The last six months in LLMs, illustrated by pelicans on bicycles

Purpose and limits of the “pelican on a bicycle” test

  • Thread agrees this is an intentionally inappropriate task for text-only LLMs: they must write SVG code for a novel scene with no visual feedback.
  • Defenders say that’s the point: it stress-tests following a spec, compositionality, and abstract visualization, a bit like LOGO or CAD instructions.
  • Critics argue it’s a poor proxy for real engineering or design work, which depends on tacit knowledge, real-world constraints, and nuanced communication that aren’t online as training data.
  • Many see it primarily as a humorous, hype-deflating benchmark rather than a serious metric.

Quality, cost, and when to use LLMs

  • One camp: the outputs show LLMs are “all terrible” for creative/technical work and you should hire professionals.
  • Another: LLMs are “go-karts of the mind”—cheap, low-end tools that are “good enough” for many tasks where a Porsche-quality result isn’t needed.
  • Practical suggestions: for vector art, use image models (Midjourney, etc.) plus auto-vectorization instead of asking text models to hand-write SVG.
  • Consensus that writing complex SVG from scratch is hard even for humans; models are still much cheaper and faster, if you accept mediocre quality.

Benchmark methodology and contamination

  • Multiple complaints about evaluating probabilistic models from a single sample; calls for many runs and averaging.
  • Others counter that “one-shot” reflects how most users actually experience models and avoids human cherry-picking.
  • Concerns about using a single LLM as the judge; suggestions include human crowds, experts, and multiple models as evaluators.
  • As the pelican prompt spreads (talks, interviews, Google I/O), people worry it will leak into training data and be directly optimized against, reducing its value.
  • Some suggest rotating or hidden benchmarks (e.g., ARC Prize–style tasks, hashed prompts).

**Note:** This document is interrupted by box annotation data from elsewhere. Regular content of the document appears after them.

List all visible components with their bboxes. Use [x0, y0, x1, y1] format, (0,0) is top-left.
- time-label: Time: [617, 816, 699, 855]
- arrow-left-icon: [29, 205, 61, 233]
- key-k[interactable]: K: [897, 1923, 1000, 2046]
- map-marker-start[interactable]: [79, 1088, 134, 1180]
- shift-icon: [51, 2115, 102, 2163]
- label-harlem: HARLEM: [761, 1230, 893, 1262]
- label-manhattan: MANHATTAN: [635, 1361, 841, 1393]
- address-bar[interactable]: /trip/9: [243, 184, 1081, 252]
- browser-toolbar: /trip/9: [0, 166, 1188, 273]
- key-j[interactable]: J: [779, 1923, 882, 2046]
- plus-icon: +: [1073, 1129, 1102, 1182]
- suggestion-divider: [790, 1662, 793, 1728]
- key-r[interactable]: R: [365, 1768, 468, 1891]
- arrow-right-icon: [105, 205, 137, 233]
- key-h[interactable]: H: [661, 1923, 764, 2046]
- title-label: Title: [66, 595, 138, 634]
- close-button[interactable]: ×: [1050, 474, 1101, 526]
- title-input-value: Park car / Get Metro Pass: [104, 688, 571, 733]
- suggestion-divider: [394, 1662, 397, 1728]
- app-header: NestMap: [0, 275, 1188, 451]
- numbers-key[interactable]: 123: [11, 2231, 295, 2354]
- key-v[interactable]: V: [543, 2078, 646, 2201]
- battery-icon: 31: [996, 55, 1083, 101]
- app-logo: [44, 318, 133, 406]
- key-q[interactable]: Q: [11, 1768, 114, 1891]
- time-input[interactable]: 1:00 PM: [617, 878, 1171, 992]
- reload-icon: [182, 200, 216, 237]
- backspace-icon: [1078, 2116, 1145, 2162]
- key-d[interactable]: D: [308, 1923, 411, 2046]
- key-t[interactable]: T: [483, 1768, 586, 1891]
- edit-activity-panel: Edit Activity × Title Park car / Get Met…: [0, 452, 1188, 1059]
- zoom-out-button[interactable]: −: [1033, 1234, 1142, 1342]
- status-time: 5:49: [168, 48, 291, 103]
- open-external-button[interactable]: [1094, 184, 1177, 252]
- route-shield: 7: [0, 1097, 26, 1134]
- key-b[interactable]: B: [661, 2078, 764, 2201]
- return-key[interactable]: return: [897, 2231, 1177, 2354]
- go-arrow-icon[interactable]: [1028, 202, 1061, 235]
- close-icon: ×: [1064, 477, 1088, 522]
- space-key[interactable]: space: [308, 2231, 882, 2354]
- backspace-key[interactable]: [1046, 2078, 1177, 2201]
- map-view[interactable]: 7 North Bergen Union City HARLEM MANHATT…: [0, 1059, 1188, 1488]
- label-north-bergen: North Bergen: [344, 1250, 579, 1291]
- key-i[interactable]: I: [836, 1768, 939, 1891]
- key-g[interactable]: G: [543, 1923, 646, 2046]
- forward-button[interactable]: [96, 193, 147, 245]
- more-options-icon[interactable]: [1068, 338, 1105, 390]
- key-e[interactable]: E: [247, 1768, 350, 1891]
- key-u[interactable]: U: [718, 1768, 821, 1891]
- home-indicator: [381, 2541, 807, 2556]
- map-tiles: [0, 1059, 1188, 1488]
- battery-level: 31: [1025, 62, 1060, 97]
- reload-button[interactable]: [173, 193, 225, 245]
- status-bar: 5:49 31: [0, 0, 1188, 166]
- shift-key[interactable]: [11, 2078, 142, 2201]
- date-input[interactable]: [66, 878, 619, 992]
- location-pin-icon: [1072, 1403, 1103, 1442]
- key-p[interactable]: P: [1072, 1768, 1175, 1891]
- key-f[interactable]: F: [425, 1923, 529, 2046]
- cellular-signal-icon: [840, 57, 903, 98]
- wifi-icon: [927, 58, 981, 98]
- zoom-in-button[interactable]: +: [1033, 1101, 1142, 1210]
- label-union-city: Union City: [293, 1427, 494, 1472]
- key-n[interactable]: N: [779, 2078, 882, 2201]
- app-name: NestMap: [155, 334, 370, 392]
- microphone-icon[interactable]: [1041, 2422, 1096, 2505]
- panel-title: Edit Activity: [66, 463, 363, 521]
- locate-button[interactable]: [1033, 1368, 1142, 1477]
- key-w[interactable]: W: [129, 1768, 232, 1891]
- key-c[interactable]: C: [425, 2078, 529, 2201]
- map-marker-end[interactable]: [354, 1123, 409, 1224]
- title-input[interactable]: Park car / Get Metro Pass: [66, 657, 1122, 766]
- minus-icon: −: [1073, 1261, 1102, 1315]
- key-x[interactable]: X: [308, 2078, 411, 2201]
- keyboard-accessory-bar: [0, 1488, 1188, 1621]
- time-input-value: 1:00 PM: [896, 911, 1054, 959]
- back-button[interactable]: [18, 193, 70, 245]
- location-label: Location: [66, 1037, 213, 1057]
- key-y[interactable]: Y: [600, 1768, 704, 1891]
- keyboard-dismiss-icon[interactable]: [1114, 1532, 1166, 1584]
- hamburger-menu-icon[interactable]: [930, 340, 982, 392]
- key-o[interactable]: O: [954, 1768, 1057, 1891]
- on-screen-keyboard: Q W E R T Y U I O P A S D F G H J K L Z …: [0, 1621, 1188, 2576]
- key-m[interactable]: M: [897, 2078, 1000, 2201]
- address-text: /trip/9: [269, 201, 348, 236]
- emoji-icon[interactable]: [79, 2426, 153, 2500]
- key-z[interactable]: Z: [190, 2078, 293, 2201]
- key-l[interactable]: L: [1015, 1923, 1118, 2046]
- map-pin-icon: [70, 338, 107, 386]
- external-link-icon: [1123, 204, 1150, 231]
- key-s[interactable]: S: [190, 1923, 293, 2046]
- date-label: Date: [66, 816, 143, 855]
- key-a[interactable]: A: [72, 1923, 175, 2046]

Humans vs LLMs on bikes and pelicans

  • References to projects where ordinary people draw impossible bicycles, showing humans also lack precise structural knowledge.
  • Disagreement whether “average human” still outperforms current models on basic correctness (wheels, chain, pedals) given time and references.
  • Cost comparisons: a human drawing from scratch vs thousands of model generations plus automated ranking.

Broader context: tools, hype, and safety

  • Mentions of better vector-ish tools (e.g., Recraft) and a Kaggle SVG competition that got strong results with specialized setups.
  • Discussion of mainstream virality of ChatGPT image generation (Ghibli-style portraits), with some downplaying it as fad and others seeing durable adoption.
  • Safety concerns around models “snitching” on wrongdoing (SnitchBench), agentic access to tools, prompt injection, and opaque memory features reducing user control.